密告、連行、苛烈な取り調べ。「平和を守るため」に暴走する公権力、逃げ場のない世界。しかし、我々はこの社会で生きて行くしかない。孤独なヒーローに希望を託して-- 。伊坂幸太郎さん待望の最新刊『火星に住むつもりかい?』は、意外な登場人物たちと数々の伏線がやがてひとつにつながっていく、まさに伊坂ワールド炸裂のエンターテイメント小説。本作の創作の裏側を伊坂さんにうかがいました。
- 伊坂幸太郎(いさか・こうたろう)
- 1971年千葉県生まれ。2000年、『オーデュボンの祈り』で第5回新潮ミステリー倶楽部賞を受賞し、デビュー。’04年、『アヒルと鴨のコインロッカー』で第25回吉川英治文学新人賞、『死神の精度』で第57回日本推理作家協会賞短編部門を受賞。’08年、『ゴールデンスランバー』で第5回本屋大賞、第21回山本周五郎賞を受賞。近著に『死神の浮力』『首折り男のための協奏曲』『アイネクライネナハトムジーク』、『キャプテンサンダーボルト』(阿部和重との合作)など。
インタビュー
■自分が「怖い」と感じるものを書くと、現実には起こらない気がして落ち着くんです。
- --伊坂さんといえば、お住まいの仙台を小説の舞台にされることが多いですが、今回もそうですね。

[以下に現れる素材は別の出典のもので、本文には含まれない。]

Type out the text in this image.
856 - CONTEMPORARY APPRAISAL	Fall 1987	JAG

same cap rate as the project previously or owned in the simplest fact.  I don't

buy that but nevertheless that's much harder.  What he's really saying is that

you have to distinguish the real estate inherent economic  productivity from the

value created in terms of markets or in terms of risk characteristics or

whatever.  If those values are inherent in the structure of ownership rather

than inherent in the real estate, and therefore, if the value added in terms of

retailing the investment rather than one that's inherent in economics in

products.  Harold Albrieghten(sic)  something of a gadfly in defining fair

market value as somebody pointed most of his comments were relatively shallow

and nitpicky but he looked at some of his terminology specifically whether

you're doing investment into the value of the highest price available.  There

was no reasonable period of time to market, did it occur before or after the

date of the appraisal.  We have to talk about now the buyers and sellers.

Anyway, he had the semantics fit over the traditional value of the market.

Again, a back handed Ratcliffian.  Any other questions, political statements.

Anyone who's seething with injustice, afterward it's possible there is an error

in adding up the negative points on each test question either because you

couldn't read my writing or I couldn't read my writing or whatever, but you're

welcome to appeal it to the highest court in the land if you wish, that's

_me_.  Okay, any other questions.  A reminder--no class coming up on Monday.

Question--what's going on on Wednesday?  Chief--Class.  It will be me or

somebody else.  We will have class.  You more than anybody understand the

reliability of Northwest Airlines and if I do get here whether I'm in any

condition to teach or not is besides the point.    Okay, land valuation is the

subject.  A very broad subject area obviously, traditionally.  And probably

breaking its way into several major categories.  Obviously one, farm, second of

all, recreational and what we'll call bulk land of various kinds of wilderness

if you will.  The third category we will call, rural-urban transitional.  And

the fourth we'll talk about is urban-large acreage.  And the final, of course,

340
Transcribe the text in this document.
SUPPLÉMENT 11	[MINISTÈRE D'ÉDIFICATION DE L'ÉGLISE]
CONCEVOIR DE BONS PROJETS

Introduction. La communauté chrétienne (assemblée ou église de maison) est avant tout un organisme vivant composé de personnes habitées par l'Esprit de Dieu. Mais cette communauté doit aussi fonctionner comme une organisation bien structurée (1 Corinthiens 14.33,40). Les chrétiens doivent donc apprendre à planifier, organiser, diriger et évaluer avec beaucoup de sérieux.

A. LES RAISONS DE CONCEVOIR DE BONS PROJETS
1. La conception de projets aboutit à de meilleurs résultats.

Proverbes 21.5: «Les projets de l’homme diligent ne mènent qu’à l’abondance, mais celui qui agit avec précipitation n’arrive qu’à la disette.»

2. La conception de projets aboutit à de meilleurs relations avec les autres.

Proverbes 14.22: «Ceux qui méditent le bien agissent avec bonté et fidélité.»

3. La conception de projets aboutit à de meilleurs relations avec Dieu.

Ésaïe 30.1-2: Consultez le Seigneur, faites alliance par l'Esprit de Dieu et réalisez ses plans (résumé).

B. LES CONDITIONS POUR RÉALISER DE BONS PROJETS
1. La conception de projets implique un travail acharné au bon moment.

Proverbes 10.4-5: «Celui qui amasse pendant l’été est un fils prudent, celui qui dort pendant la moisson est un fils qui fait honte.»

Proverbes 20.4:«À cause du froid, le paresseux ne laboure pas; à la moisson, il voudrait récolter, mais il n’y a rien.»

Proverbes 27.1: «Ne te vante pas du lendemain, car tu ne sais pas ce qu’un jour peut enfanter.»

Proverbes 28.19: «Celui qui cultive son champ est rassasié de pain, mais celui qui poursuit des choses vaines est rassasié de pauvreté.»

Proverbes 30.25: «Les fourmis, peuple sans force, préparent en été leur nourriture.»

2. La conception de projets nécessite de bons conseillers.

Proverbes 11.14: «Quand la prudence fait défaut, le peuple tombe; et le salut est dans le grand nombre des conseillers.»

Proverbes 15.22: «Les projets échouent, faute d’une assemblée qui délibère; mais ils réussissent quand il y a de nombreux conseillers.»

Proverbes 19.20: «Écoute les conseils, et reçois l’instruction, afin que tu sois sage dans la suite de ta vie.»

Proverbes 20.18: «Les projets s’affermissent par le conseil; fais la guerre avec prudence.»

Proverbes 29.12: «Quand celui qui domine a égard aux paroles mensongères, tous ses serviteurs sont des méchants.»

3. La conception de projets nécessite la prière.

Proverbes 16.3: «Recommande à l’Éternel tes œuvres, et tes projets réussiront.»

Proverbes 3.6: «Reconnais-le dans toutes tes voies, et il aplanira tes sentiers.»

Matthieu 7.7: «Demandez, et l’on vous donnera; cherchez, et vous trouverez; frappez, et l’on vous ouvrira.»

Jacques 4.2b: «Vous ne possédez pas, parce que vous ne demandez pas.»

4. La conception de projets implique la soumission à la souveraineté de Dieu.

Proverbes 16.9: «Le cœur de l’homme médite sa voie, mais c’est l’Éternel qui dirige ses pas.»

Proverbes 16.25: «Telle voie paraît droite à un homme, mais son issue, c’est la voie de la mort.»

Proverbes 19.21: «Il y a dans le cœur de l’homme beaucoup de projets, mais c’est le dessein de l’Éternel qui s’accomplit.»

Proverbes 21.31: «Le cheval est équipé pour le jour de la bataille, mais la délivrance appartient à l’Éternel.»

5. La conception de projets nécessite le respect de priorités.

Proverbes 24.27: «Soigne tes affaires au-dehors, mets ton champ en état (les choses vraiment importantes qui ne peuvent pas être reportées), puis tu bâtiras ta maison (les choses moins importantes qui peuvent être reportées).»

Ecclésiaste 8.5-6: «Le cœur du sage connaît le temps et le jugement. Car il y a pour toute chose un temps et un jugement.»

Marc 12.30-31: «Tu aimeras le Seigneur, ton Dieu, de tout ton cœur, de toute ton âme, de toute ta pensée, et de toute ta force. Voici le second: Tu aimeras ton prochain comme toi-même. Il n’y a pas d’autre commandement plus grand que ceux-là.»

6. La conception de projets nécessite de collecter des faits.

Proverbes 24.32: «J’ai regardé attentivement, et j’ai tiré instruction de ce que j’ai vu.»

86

- 伊坂さんどうしても使いやすいんですよね。しかも、この作品に出てくるヒーローは“あるもの”を利用した武器を使いますが、偶然、東北大学が結構関係していて、小説を書くにあたって取材させていただきました。
- --ネタバレになるので言えませんが、あの武器には驚かされました。
- 伊坂さん実は、あるおもちゃから着想を得たんです。子どもが遊んでいるのを見ていたら自分がすっかりハマって、今やコレクターです(笑)。何のおもちゃかもネタバレになるので話せないですが、この小説を読んで、「ああ、あれか!」とわかる方がいたらうれしいですね。今、新商品が出なくなっちゃったのですが、ぜひ復活してほしいです。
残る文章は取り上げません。